I recently found out from watching a discussion filmed on the Phil Donahue show that the term anti-Semitic in its true and historical context refers to people who live in Northeast Africa who speak an African and an Asian language. I'm not from Northeast Africa, but I am African and Asian in my ethnic makeup. I know what it is to be half of a race, semi means half.
I've felt the scalding burn of hatred that comes in the rejection of me as one of their own. The Asian restaurant owner who unapologetically informed me that she was out of rice and indignantly stared at me as I walked uncomfortably out of her little storefront. I saw her eyes still on me from across the street as I briefly turned in her direction to get in my car and shut my door.
In high school, the friend of a friend - who's advances I had turned down because he already had a girlfriend - who told me that I wasn't allowed to say "n*$$@" and got all hyped about punching me in my face if I said it. The subtler form of rejection from a nasty co-worker who told me I was white because my hair wasn't kinky. I straightened my hair. Hid my kinks just like she did. My hair was not as kinky as hers, but humidity and lack of an iron would expose me just the same. One day it did. I still remember the amazed look of a coworker who saw my unsmoothed hair because my friend had delayed in returning me my curling iron. Although by nature possessing a very congenial personality, she warmed up to me even more and seemed delighted to see the true nature of my hair that I had masterly hidden.
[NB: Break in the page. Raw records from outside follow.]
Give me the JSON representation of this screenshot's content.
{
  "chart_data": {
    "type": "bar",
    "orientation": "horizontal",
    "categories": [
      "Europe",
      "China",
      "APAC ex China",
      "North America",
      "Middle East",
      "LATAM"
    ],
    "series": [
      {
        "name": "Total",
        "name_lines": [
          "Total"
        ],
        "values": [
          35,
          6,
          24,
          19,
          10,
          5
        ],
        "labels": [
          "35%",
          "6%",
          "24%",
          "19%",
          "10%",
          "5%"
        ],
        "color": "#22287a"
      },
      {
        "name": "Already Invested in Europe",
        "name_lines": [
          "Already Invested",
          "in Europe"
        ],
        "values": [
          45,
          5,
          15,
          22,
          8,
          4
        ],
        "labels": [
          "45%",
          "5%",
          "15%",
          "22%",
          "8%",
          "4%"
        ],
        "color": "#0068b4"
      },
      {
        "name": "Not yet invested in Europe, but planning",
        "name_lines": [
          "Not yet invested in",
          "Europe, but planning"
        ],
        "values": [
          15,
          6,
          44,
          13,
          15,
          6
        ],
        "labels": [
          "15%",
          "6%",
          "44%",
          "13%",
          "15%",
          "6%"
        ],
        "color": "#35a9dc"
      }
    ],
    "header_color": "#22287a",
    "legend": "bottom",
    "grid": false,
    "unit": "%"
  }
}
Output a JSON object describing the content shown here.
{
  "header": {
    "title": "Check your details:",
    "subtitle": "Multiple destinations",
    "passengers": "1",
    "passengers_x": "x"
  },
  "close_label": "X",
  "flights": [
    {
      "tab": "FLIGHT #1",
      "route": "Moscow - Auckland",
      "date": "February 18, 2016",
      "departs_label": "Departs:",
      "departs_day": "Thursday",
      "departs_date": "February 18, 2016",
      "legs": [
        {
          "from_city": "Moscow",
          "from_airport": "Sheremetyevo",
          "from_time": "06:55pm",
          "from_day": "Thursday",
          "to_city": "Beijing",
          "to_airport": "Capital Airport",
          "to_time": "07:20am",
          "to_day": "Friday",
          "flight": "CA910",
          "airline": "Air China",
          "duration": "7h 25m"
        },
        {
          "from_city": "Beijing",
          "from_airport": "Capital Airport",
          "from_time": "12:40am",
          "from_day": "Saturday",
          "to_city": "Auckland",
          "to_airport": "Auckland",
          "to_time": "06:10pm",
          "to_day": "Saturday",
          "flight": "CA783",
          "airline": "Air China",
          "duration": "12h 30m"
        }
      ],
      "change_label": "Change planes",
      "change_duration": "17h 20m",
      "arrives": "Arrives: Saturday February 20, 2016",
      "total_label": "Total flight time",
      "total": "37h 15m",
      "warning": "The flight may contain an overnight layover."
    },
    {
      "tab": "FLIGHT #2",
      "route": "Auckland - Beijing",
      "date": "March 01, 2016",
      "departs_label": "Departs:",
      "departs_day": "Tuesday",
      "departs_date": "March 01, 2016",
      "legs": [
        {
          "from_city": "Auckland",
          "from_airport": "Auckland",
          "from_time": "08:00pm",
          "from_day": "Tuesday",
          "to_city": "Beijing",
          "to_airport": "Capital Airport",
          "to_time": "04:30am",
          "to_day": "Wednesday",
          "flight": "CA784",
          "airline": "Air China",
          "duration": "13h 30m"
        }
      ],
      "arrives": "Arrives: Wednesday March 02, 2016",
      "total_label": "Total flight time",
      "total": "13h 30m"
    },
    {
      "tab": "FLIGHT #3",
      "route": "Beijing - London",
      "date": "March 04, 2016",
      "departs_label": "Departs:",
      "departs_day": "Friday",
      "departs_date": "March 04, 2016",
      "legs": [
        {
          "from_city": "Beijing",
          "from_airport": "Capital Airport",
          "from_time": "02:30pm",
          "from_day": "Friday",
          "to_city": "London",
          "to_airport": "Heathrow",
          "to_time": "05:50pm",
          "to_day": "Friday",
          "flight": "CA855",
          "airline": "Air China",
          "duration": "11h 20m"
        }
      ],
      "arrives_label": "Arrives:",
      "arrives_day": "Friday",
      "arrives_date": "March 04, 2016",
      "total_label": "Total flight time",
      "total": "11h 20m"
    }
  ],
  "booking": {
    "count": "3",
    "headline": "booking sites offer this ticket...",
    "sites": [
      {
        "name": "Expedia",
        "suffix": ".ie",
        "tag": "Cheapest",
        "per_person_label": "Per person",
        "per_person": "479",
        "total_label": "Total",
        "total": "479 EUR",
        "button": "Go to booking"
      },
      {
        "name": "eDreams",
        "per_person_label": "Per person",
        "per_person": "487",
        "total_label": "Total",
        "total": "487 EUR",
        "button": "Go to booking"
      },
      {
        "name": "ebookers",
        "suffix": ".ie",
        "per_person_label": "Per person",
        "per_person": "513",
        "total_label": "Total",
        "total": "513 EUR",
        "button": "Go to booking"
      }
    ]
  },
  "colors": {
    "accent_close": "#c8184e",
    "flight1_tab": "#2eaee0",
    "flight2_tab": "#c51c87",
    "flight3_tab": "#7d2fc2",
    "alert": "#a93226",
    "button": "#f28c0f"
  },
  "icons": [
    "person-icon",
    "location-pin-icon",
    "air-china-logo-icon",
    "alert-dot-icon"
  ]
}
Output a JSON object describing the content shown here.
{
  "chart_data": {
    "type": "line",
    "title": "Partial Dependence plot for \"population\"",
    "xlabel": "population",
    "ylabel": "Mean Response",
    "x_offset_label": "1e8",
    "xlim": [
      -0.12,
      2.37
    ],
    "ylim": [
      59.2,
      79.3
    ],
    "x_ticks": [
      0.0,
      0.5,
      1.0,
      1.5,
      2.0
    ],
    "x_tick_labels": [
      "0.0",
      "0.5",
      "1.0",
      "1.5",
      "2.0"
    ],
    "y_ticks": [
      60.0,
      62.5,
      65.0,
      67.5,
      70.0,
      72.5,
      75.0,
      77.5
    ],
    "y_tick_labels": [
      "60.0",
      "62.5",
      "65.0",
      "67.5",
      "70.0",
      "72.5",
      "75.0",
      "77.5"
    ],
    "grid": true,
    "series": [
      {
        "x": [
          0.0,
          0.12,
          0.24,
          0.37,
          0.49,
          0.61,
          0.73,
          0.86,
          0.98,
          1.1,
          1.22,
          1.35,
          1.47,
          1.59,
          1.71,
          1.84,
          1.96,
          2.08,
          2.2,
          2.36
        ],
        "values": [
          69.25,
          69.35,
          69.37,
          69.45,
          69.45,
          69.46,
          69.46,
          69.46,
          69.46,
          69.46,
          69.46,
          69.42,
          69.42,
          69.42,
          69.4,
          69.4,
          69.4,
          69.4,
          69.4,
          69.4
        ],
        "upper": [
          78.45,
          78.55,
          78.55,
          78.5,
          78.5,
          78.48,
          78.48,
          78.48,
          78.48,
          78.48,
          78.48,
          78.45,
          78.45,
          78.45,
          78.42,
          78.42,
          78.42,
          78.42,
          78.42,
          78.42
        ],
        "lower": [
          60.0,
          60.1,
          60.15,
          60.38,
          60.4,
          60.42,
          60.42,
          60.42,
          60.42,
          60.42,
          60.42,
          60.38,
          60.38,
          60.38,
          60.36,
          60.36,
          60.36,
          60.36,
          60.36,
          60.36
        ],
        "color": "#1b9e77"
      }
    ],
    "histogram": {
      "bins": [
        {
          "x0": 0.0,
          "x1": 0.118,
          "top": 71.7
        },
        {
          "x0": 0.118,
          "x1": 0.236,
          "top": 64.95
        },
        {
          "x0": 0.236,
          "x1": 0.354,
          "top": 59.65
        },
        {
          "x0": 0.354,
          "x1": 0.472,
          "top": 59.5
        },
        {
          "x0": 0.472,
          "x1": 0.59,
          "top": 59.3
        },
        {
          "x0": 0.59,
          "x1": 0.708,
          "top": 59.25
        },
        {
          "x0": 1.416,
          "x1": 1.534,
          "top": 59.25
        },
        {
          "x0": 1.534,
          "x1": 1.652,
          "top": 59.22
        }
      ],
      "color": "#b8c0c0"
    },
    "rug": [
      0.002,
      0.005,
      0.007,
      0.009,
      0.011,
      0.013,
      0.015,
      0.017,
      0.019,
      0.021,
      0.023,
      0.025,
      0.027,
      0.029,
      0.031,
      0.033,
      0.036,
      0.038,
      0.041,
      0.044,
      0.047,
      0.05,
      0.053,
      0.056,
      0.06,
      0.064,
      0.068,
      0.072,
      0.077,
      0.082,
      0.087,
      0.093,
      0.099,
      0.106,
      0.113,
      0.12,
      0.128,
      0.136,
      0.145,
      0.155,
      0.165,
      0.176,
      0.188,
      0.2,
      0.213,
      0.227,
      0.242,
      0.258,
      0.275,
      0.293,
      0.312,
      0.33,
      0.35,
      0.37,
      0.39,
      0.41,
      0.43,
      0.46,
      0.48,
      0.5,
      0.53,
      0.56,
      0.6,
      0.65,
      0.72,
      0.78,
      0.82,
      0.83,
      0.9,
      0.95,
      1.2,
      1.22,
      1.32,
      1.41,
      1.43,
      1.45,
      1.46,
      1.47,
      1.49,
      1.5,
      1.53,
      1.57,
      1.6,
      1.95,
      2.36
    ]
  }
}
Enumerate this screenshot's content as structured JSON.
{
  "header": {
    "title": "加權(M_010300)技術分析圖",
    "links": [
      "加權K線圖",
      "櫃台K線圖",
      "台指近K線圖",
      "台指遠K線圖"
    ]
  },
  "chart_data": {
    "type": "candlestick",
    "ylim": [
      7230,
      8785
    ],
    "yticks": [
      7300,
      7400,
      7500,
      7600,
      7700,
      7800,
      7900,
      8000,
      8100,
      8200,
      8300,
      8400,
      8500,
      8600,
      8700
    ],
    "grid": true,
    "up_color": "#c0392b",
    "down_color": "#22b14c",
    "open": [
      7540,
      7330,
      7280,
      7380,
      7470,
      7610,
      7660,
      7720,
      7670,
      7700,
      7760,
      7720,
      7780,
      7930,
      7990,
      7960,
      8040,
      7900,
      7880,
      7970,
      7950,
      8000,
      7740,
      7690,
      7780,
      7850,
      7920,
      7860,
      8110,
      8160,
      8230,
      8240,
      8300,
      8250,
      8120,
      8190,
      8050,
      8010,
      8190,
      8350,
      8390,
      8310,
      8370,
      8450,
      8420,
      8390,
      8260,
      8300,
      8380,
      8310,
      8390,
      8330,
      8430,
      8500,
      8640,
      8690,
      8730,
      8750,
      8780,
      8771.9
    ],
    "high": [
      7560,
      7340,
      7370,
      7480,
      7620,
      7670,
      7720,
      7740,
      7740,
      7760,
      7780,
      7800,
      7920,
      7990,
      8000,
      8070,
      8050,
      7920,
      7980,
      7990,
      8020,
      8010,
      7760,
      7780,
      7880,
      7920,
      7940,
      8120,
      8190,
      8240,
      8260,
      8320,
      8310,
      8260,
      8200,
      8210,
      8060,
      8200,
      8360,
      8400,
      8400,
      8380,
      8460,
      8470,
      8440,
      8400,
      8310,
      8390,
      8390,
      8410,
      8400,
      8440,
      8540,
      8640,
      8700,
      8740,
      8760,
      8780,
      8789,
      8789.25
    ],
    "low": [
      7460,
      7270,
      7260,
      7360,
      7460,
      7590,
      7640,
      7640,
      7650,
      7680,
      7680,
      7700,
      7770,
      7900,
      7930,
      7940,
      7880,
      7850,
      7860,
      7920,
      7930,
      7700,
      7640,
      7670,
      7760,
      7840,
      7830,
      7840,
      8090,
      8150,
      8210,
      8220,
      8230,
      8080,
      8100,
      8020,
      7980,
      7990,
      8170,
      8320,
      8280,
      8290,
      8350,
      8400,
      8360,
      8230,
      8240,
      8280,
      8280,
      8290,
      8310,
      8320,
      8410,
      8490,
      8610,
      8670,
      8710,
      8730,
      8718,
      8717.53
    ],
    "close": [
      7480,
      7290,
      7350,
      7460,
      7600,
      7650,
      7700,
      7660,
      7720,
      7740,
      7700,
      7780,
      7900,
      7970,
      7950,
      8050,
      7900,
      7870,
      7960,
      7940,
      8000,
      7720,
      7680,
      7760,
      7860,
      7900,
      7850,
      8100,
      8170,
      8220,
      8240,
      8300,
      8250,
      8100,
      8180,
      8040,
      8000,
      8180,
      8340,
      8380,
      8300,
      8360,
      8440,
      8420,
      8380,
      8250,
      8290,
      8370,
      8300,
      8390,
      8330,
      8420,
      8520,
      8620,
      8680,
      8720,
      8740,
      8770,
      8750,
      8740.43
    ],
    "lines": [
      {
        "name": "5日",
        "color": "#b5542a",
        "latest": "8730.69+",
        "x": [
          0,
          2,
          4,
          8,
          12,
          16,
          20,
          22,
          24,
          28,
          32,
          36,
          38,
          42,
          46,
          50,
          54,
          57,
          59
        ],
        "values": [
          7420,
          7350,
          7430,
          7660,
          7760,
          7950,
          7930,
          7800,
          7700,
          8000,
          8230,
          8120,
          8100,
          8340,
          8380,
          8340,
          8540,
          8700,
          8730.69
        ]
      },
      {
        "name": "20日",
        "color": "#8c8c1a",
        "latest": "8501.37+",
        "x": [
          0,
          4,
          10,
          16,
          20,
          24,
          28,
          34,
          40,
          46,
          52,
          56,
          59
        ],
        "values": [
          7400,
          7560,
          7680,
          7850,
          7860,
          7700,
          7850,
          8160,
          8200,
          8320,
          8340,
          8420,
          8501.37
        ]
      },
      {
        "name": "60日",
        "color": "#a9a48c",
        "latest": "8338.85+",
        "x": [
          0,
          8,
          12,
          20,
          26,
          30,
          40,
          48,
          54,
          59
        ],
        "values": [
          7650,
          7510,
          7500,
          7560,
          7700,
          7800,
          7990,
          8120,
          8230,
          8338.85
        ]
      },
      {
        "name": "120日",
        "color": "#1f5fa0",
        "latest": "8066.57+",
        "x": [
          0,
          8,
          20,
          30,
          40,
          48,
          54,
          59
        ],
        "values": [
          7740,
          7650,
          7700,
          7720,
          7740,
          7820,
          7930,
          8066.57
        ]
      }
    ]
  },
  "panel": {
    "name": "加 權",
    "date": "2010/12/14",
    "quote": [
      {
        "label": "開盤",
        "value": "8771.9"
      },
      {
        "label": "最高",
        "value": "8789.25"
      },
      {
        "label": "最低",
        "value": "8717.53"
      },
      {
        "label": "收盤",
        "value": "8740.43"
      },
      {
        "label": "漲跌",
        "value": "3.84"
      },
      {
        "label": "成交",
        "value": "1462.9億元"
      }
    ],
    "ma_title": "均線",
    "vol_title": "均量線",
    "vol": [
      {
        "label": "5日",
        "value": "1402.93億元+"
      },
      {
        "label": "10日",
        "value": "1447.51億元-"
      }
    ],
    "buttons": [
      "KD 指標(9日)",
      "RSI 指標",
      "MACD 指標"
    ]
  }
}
Underlying my struggles with peer-acceptance was my struggle for self-acceptance. Into adulthood the struggle was still my companion. I prayed and asked God one time why I couldn't just be one race, asian or black; I never wanted to be white. Why the curse of being both? The days of my childhood were bundled with confusion that comes with being aware that I stand out for reasons I couldn't understand. I was just being myself like everyone else...or not like anyone else?
Constantly my asian grandmother was telling me I'm just like a stubborn Asian daughter; that's wasn't a compliment, sons and obedience are favored. Contrastingly, I was the black entertainment for my older siblings, they would laugh wildly at me, how move my neck and put my hand on my hip when I'm talking back to them. This hostile intrusion into my ethnic identity permeated my social environment. One occasion of many, I was reminded of my unwanted blackness when the most unliked boy in school yells "black girl" at me after I out ran him, and everyone else, in gym class.
Books about being half might have helped me. Real pictures of people in Northeast Africa called semites might have lessened my bewilderment for other people's interpretation of me. I wouldn't have felt like I was the only one. But semite is a political term used in media and badly written U.S. History curriculum. I can't use my semite identity to feel whole around people because a white religious group has trademarked it. How they are accepted as semites is absolutely beyond any reasoning to me. Maybe I should to travel to Northeast Africa. I would be the only semite not offended by anti-Semitic encounters, it would be like a brush with the truth for me. My identity returned to me and one less obstacle to be whole.